Elsewhere, the episode is more true to physician-centric form. Not long after this triumph, Taggart encounters chief of ED medicine Susan Lewis. Lewis tells Taggart that she's lost "my MICN nurse" (mobile intensive care nurse) and tries to get Taggart to work overtime until nurse Chuny Marquez can arrive to work the rest of the MICN shift. (MICNs advise paramedics in the field by radio.) This scene tells viewers that nurses report to physicians, which is false and damaging.
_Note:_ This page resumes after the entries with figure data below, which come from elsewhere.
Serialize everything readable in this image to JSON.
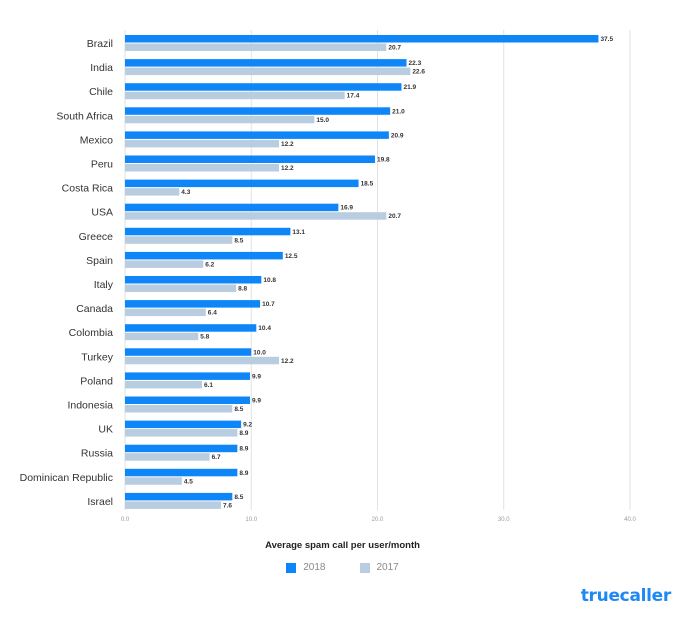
{
  "chart_data": {
    "type": "bar",
    "orientation": "horizontal",
    "categories": [
      "Brazil",
      "India",
      "Chile",
      "South Africa",
      "Mexico",
      "Peru",
      "Costa Rica",
      "USA",
      "Greece",
      "Spain",
      "Italy",
      "Canada",
      "Colombia",
      "Turkey",
      "Poland",
      "Indonesia",
      "UK",
      "Russia",
      "Dominican Republic",
      "Israel"
    ],
    "series": [
      {
        "name": "2018",
        "color": "#0f86f7",
        "values": [
          37.5,
          22.3,
          21.9,
          21.0,
          20.9,
          19.8,
          18.5,
          16.9,
          13.1,
          12.5,
          10.8,
          10.7,
          10.4,
          10.0,
          9.9,
          9.9,
          9.2,
          8.9,
          8.9,
          8.5
        ]
      },
      {
        "name": "2017",
        "color": "#b8cde0",
        "values": [
          20.7,
          22.6,
          17.4,
          15.0,
          12.2,
          12.2,
          4.3,
          20.7,
          8.5,
          6.2,
          8.8,
          6.4,
          5.8,
          12.2,
          6.1,
          8.5,
          8.9,
          6.7,
          4.5,
          7.6
        ]
      }
    ],
    "xlabel": "Average spam call per user/month",
    "ylabel": "",
    "xlim": [
      0,
      40
    ],
    "ticks": [
      "0.0",
      "10.0",
      "20.0",
      "30.0",
      "40.0"
    ],
    "grid": true,
    "legend_position": "bottom-center"
  },
  "legend": {
    "label_2018": "2018",
    "label_2017": "2017"
  },
  "brand": {
    "logo_text": "truecaller",
    "logo_color": "#1e88f5"
  }
}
This kind of staffing issue would typically be resolved by the ED nurse manager, charge nurse or nursing supervisor, and ED physicians would have nothing to do with it. But since the show has virtually never even shown members of nursing management, there is no one available of the show's nine major physician characters. Likewise, intern Neela Rasgotra continues her recent pattern of getting patients directly out of the waiting room, as if nurses who triage and decide when patients can be seen in the treatment area do not exist. On the whole, the episode largely holds to the show's overwhelming focus on its physician characters, who often do work that nurses are more likely to do in real life, such as providing emotional support to patients and families, and coordinating care by other health professionals.

We salute the show's effort, at long last, to give a nurse character explicit credit for improving a patient's outcome and for helping to train young physicians. It's certainly a start. But a journey of a thousand miles also requires the second step. We'll be watching.